Jared looked like she’d slapped him. “Once?”
Too late she remembered finding evidence he’d shared her bed the night before he’d left town. “I mean twice.” Shoot. Her “twice” came out more question than statement.
“You don’t remember?”
Ali thought about refusing to answer on the grounds she might incriminate herself.
“Three times, Ali.” He held up three fingers to emphasize his point. “After the bench by the river, when I tucked you into your bed, you dragged me in there with you.” He folded down his ring finger with the index finger on his other hand.
He was big and strong. If he’d wanted to fight her off he could have. Fight her off. How humiliating.

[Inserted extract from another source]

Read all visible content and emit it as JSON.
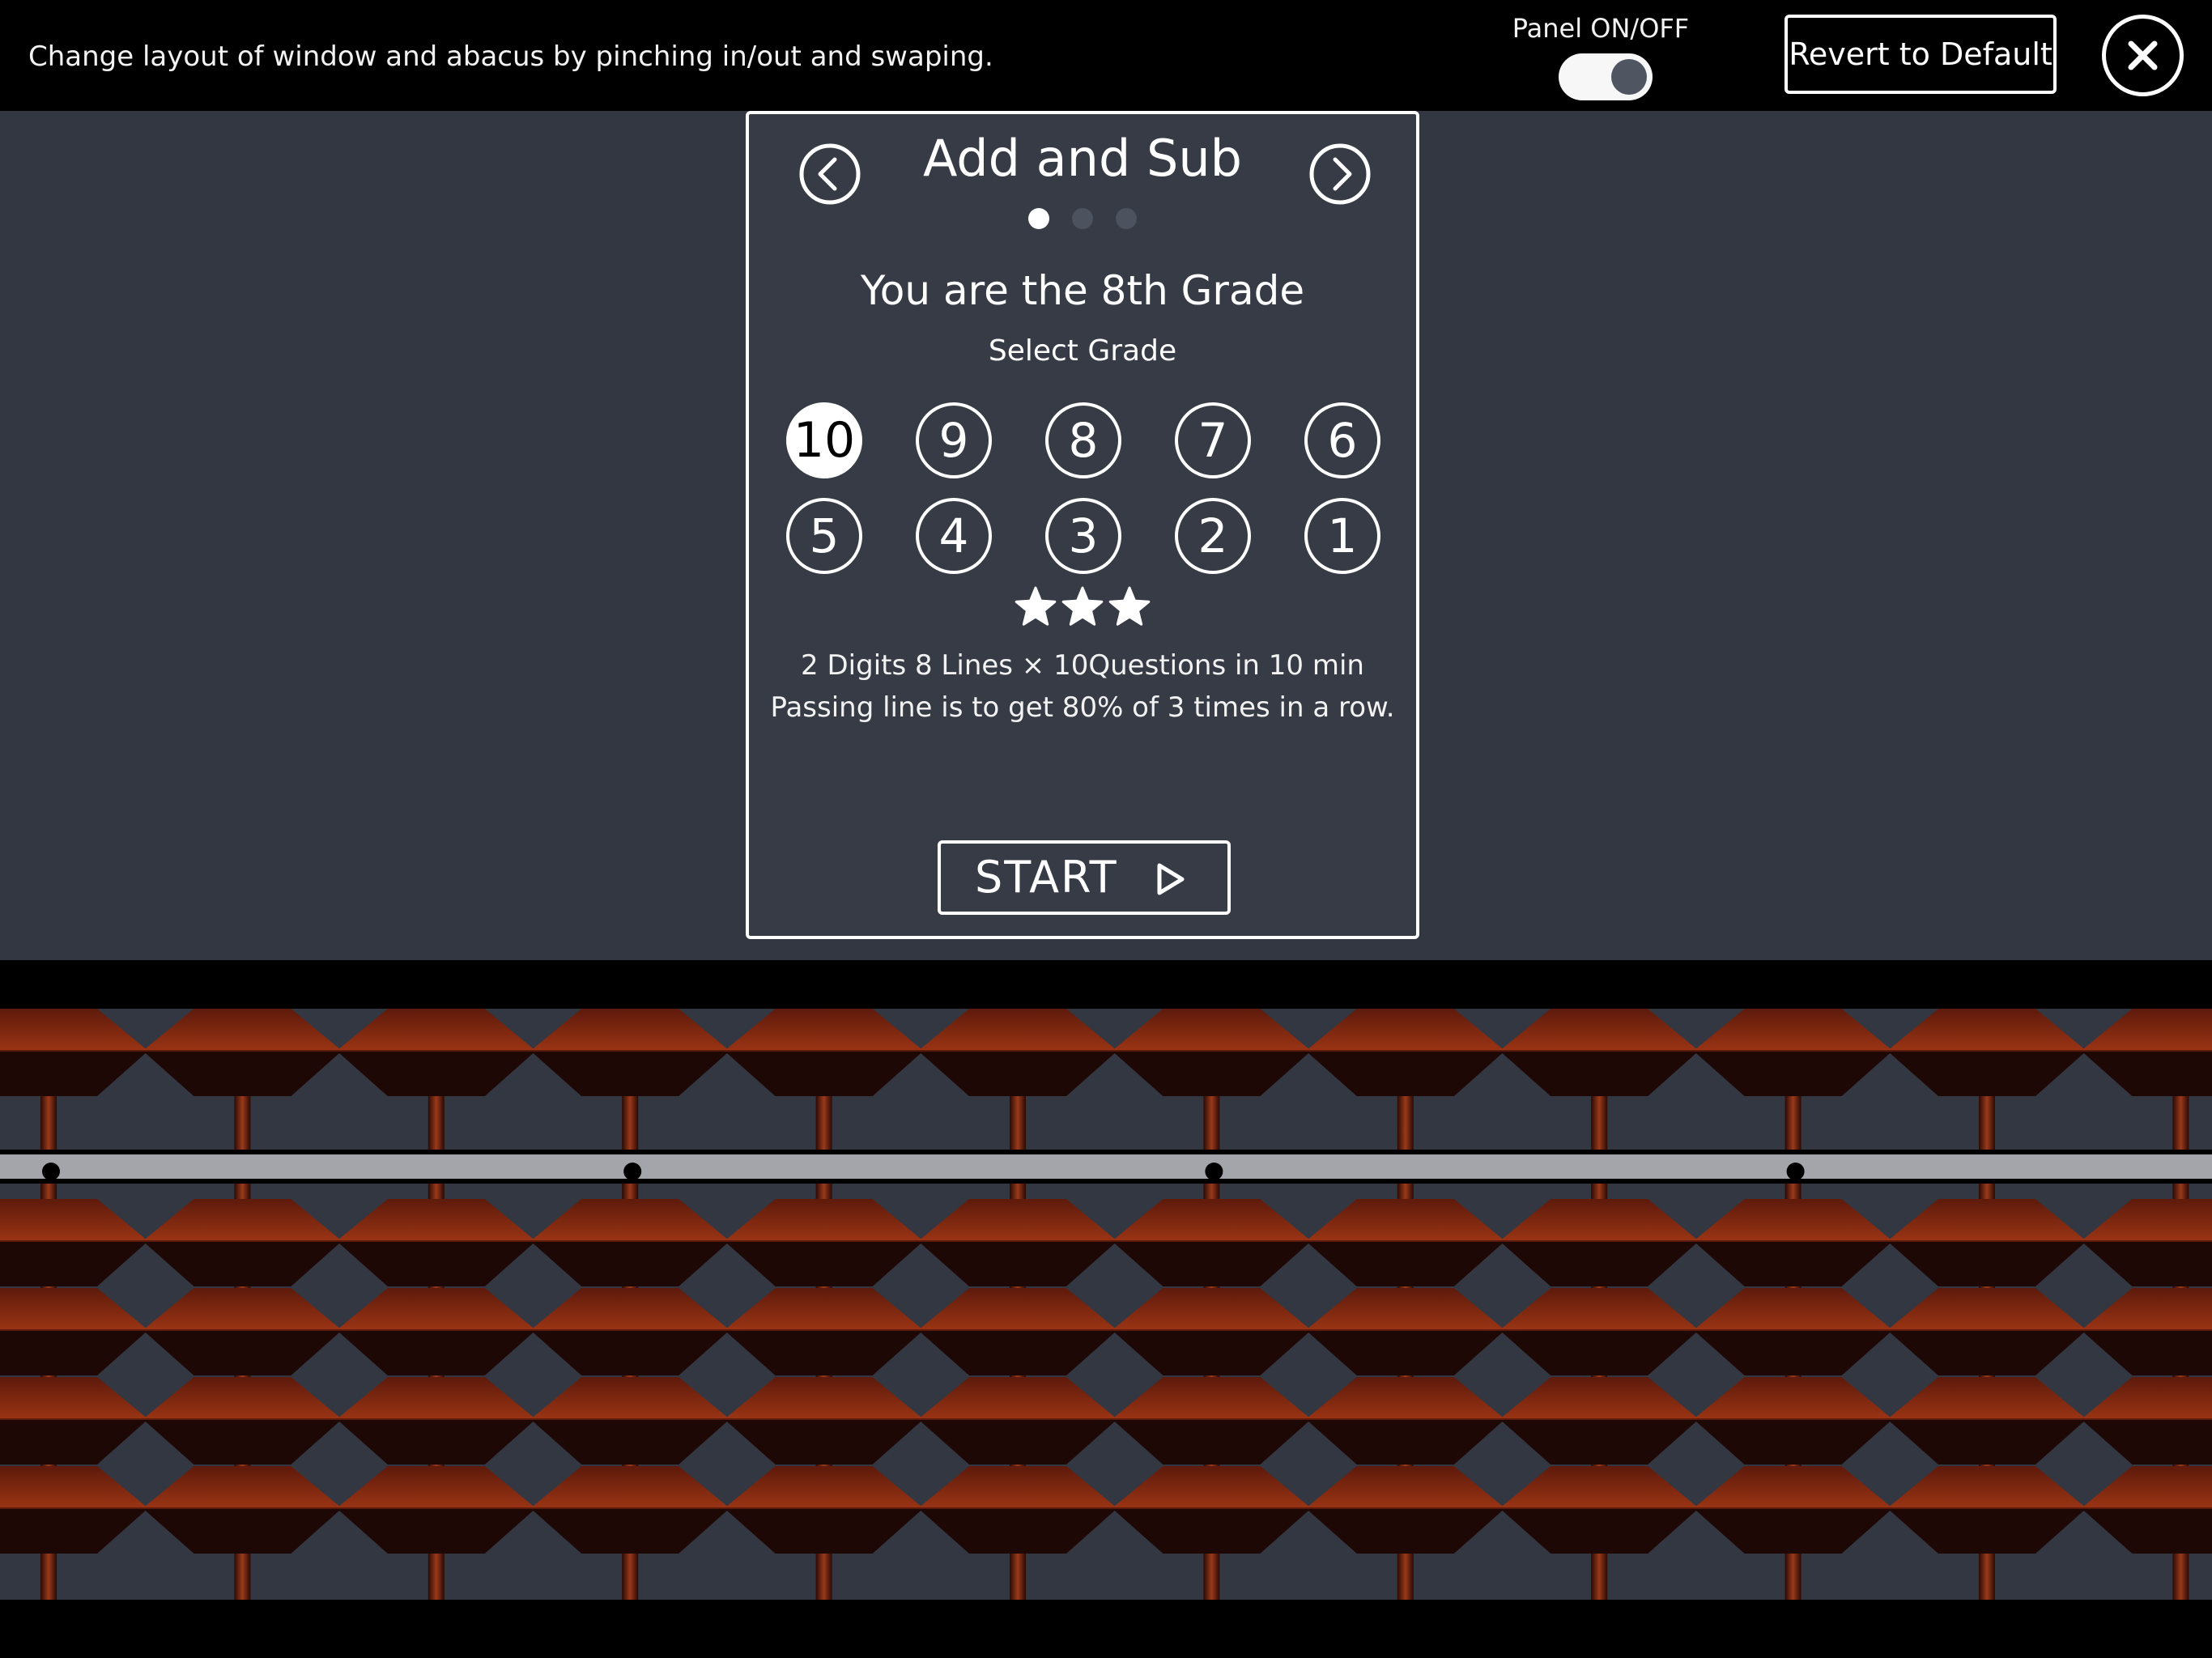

“After the second time, I tried to leave again. You begged me for more.” He folded down his middle finger.
If a giant sinkhole were to form beneath her, it would be perfectly okay.
“And the third time …” He folded down the last finger standing. “Let’s just say I will never again call you Kitten.”
Her face felt like she’d fallen asleep in the midday sun on a tropical island beach. Maybe the erotic dreams that plagued her sleep were actually snippets of memory. Wait a minute. Ali felt sick. Three times? They’d had sex without a condom three times. Because she hadn’t found any wrappers at her condo—she’d checked. Everywhere. If the filing cabinet hadn’t been holding her up, she’d have collapsed down to the floor.
Someone jiggled the front doorknob to the office. Ali spun her head in that direction. It sounded like a group of people stood just outside in the hallway. In his southern drawl Lyle called out, “Hold on there, darlin'. I’ve got the key right here.” The ticking time bomb counting down the seconds to disaster echoed in Ali’s ears.